Il statue sur les demandes de liquidation et de partage des intérêts patrimoniaux, dans les conditions fixées aux articles 1361 à 1378 du code de procédure civile, s’il est justifié par tous moyens des désaccords subsistant entre les parties, notamment en produisant :
— une déclaration commune d’acceptation d’un partage judiciaire, indiquant les points de désaccord entre les époux ;
— le projet établi par le notaire désigné sur le fondement du 10° de l’article 255.
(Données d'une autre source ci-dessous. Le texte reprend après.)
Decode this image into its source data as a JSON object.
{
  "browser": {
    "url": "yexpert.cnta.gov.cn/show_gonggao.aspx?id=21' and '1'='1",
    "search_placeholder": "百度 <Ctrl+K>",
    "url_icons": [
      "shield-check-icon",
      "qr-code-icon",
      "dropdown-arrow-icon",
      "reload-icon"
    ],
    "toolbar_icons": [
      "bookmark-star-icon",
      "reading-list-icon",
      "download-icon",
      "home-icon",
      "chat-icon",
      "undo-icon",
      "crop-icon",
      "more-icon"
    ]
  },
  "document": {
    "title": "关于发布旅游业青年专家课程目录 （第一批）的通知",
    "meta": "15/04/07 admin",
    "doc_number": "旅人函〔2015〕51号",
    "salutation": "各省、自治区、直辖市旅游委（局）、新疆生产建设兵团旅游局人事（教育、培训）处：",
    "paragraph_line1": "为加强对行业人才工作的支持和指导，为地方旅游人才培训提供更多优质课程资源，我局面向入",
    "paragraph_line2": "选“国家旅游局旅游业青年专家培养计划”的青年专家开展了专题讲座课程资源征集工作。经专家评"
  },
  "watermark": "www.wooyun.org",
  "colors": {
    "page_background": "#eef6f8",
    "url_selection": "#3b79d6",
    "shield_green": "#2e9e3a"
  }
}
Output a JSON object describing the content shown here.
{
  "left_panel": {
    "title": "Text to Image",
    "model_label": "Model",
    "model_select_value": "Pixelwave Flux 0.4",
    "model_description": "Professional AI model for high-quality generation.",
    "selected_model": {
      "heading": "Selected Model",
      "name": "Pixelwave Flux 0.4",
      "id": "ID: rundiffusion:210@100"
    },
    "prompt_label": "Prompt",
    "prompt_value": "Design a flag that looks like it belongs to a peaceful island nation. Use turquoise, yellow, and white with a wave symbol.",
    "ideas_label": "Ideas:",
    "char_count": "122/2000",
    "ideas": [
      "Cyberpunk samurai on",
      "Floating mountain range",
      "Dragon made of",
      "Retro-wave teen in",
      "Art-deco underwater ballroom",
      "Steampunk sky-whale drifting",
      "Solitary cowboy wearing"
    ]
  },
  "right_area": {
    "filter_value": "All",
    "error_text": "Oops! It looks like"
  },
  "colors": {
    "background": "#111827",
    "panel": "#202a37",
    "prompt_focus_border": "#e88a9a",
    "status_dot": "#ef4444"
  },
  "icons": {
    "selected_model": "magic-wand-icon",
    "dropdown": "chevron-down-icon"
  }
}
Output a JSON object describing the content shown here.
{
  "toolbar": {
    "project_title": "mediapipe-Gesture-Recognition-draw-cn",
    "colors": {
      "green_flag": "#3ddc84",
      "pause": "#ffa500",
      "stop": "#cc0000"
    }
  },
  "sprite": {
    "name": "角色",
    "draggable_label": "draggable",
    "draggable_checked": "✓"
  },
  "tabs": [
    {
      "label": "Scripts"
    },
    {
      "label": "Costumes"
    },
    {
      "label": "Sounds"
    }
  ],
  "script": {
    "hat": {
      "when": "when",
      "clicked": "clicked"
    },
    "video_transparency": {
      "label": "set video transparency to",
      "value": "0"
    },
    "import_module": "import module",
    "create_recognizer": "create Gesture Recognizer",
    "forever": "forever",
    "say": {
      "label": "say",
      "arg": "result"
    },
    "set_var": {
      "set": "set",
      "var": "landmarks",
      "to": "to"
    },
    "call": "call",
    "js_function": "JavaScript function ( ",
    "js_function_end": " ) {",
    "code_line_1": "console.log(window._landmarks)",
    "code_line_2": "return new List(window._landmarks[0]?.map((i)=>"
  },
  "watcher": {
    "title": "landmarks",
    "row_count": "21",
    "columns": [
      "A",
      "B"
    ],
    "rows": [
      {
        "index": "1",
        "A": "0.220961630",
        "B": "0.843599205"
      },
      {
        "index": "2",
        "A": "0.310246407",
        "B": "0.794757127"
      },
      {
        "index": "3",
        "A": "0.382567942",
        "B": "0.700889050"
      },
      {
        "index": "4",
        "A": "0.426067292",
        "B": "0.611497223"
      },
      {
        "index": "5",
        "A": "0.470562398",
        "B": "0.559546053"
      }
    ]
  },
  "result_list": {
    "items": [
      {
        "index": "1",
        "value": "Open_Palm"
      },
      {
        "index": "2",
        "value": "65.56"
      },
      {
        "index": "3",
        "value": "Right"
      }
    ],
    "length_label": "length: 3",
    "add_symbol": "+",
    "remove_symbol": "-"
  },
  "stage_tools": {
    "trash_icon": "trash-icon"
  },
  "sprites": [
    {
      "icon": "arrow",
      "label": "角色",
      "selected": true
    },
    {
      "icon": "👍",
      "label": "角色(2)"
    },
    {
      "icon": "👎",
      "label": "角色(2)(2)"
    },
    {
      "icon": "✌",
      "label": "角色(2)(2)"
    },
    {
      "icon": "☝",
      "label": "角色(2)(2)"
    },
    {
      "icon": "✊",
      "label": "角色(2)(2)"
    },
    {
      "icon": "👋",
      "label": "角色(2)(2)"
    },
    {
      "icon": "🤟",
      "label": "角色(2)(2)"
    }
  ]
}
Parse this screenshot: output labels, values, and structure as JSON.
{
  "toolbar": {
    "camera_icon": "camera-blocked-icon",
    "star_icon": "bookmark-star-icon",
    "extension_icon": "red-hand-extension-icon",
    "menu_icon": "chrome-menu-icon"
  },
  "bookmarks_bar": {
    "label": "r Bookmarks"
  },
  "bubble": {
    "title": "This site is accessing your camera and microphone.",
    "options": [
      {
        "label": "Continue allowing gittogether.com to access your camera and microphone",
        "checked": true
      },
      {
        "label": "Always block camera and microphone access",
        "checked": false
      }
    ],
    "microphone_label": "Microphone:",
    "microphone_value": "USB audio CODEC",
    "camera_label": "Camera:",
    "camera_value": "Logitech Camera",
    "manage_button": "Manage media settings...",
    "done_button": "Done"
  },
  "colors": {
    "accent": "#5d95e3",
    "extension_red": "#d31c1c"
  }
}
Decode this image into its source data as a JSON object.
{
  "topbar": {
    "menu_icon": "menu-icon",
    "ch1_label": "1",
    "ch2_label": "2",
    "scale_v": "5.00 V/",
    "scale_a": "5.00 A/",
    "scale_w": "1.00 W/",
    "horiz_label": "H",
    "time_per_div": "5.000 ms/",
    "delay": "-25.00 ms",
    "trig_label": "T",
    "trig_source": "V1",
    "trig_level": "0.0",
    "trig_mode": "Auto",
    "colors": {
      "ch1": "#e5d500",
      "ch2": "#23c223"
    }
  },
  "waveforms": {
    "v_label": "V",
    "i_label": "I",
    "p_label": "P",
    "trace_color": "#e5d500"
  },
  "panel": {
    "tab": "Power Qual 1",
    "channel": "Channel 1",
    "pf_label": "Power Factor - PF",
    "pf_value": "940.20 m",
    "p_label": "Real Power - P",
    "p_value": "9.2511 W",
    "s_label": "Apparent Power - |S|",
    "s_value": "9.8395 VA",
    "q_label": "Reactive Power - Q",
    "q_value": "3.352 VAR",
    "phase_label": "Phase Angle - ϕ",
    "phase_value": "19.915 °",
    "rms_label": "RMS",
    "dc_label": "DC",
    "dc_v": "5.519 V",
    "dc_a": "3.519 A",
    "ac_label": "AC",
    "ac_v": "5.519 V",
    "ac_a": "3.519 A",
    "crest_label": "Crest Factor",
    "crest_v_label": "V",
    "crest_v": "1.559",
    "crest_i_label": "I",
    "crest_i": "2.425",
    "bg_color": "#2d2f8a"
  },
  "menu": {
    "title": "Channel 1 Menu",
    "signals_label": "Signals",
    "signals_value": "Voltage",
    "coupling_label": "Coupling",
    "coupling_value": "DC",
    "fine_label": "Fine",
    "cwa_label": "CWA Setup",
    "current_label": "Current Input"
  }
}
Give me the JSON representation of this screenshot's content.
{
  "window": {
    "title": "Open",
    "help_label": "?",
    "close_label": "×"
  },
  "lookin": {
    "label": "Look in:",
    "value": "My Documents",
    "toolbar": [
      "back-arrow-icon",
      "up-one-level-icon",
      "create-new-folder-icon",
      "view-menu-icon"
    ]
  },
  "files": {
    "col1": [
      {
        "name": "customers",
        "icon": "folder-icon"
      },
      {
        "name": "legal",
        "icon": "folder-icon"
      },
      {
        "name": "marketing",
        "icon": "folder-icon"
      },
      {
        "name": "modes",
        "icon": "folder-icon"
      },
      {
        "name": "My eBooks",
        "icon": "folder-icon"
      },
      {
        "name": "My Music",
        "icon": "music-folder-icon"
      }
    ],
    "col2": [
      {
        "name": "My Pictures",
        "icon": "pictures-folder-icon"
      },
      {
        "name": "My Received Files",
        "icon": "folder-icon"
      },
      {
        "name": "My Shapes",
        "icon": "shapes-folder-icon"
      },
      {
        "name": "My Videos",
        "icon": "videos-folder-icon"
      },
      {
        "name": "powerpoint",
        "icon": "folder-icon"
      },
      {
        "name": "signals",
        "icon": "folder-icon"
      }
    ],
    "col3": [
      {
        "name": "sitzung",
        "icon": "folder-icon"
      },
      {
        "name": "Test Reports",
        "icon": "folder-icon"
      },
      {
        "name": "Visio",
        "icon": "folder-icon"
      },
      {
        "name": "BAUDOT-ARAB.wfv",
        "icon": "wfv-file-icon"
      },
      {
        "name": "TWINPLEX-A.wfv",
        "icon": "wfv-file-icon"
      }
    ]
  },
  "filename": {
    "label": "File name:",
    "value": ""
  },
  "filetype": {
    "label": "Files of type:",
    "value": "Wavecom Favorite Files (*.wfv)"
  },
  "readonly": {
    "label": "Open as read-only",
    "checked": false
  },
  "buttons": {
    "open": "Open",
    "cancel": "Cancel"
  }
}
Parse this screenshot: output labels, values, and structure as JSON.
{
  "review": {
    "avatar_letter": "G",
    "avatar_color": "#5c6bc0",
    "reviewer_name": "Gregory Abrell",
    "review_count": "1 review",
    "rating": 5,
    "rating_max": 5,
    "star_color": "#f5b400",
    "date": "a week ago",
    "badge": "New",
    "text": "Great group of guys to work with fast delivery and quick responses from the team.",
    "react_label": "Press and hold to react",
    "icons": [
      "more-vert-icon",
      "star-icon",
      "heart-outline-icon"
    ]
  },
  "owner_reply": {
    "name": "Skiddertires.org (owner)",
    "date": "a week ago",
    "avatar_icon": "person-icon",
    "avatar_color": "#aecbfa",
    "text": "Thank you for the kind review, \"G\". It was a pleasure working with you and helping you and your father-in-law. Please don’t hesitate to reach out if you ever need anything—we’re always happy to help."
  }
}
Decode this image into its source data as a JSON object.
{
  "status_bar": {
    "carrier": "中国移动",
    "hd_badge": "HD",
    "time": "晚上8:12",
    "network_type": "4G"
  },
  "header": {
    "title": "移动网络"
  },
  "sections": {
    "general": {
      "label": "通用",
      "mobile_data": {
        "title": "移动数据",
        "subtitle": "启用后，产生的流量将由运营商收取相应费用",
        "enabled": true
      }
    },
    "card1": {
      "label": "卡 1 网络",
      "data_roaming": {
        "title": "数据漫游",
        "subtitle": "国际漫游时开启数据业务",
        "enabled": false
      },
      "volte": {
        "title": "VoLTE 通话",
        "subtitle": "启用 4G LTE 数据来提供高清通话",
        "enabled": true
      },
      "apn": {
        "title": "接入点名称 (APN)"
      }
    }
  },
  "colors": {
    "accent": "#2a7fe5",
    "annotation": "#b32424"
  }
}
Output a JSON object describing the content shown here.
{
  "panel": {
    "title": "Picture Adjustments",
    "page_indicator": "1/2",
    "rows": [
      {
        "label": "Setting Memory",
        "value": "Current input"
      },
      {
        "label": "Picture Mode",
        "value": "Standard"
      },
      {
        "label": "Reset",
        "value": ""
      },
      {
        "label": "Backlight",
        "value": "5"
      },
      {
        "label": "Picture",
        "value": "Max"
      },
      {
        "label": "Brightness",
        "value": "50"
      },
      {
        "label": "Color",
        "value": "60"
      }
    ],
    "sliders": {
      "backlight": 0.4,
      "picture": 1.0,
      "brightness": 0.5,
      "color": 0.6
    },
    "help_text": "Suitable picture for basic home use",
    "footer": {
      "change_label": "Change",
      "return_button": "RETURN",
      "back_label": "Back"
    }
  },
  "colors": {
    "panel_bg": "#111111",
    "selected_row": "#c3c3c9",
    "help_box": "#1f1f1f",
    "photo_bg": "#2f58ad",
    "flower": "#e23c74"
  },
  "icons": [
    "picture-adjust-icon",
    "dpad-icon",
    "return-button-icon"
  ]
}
Il peut, même d’office, statuer sur la détermination du régime matrimonial applicable aux époux" ;
Attendu qu’en l’espèce, en l’absence de présentation d’une convention, et le principe du prononcé du divorce étant acquis, il appartient aux parties de désigner le notaire de leur choix pour procéder, s’il y a lieu, à la liquidation de leur régime matrimonial et, à défaut de partage amiable, de saisir le juge aux affaires familiales dans les formes prévues à l’article 1360 du code de procédure civile ;
Attendu que chaque partie conservera la charge des dépens exposés par elle pour assurer sa défense ;
PAR CES MOTIFS
Le juge aux affaires familiales, par décision rendue publiquement par mise à disposition au greffe, après débats en chambre du conseil, en premier ressort, par jugement contradictoire,
Vu la demande en divorce en date du 30 juillet 2024 ;
Prononce le divorce de [I] [P] et [T] [X] [D] [U] par acceptation du principe de la rupture du mariage sur le fondement des articles 233 et 234 du code civil ;
Dit que le dispositif du présent jugement sera mentionné en marge de :
— l’acte de naissance de [I] [P], né le 06 septembre 1948 à Saint Priest des Champs (63),
— l’acte de naissance de [T], [X], [D] [U], née le 1er mai 1951 à Miremont (63),
— l’acte de mariage dressé le 13 février 1971 à Miremont (63),
le tout conformément à la Loi et aux conventions diplomatiques en vigueur ;
Renvoie les parties à procéder amiablement aux opérations de compte, liquidation et partage de leurs intérêts patrimoniaux et, en cas de litige, à saisir le juge aux affaires familiales par assignation en partage selon les règles définies aux articles 1359 et suivants du code de procédure civile ;
Rappelle qu’en application de l’article 265 alinéa 2 du code civil, le divorce emporte révocation de plein droit des avantages matrimoniaux qui ne prennent effet qu’à la dissolution du régime matrimonial ou au décès de l’un des époux et des dispositions à cause de mort, accordés par un époux envers son conjoint par contrat de mariage ou pendant l’union ;
Dit que le divorce produira ses effets entre les époux et pour ce qui concerne leurs biens à la date du 30 juillet 2024 ;
Autorise [T] [U] à continuer à faire usage du nom patronymique de son
ex-mari après le prononcé du divorce ;
Dit que chaque partie conservera la charge de ses propres dépens ;
En foi de quoi, le présent jugement a été signé par le juge aux affaires familiales et la greffière.